We start with the inequality we wrote before:

\(\small{ \dfrac{\left(\dfrac{Y}{n}\right) - p}{\sqrt{\dfrac{p(1-p)}{n} }} ~~\leq~~Z_{1-\alpha/2} }\)

Squaring both sides of above inequality and rearranging, we can write,

\(\small{\left(\dfrac{Y}{n} - p \right)^2 ~-~ \dfrac{Z_{1-\alpha/2}^2 p (1-p)}{n}~ \leq~ 0 }\)

Taking the upper bound value of inequality, we can write the equation,

\(\small{\left(\dfrac{Y}{n} - p \right)^2 ~-~ \dfrac{Z_{1-\alpha/2}^2 p (1-p)}{n}~ = ~ 0 }\)

This equation is quardratic in p. The two solutions of this equation give an upper bound for the confidence interval on p.

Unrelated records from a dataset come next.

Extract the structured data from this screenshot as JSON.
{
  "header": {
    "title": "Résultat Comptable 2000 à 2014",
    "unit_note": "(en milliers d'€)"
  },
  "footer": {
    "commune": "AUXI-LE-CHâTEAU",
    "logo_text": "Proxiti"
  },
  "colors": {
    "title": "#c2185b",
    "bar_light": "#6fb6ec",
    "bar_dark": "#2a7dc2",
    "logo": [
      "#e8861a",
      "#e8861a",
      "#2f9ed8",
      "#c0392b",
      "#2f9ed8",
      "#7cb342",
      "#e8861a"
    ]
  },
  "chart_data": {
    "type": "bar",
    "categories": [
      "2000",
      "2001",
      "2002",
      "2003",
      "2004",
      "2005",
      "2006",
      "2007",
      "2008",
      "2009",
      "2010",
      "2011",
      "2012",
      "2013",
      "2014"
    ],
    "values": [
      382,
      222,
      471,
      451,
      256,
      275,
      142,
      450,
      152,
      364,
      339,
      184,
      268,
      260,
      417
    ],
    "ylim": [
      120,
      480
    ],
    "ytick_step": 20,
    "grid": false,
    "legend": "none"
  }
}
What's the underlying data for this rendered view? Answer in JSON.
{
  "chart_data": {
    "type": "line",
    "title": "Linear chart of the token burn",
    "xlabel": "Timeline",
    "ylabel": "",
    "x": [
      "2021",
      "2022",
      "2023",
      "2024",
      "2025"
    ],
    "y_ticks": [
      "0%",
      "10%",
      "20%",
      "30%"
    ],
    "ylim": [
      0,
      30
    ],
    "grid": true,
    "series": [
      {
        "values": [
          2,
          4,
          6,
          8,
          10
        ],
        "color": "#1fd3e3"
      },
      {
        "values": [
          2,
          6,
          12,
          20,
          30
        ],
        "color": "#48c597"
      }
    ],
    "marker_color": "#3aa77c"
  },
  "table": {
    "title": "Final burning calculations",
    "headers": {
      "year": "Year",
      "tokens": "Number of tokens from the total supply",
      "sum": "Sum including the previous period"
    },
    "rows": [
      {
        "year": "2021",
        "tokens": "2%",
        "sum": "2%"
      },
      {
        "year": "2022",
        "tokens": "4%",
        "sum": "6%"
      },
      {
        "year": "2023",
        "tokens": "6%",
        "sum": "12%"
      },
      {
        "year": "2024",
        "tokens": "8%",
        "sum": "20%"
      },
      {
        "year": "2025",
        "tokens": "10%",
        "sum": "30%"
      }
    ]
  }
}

Solving the above quardratic equation, we finally get the two solutions as,

\(\small{ \dfrac{ \left( \dfrac{Y}{n}\right) + \dfrac{Z_{1-\alpha/2}^2}{2n} ~~\pm~~ Z_{1-\alpha/2} \sqrt{ \dfrac{\dfrac{Y}{n}\left(1-\dfrac{Y}{n}\right)}{n} + \dfrac{Z_{1-\alpha/2}^2}{4n^2} } } {1 + \dfrac{Z_{1-\alpha/2}^2}{n} } }\)

is the expression for an approximate \(\small{100(1-\alpha)\% }\) confidence interval for population proportion p for success, when the number of observations n is small.

Note that when n is large enough to neglect the terms \(\small{ \dfrac{Z_{1-\alpha/2}^2}{n} }\) and \(\small{ \dfrac{Z_{1-\alpha/2}^2}{n^2} }\) in the above expression, it reduces to the expression in case 1 for large sample size n.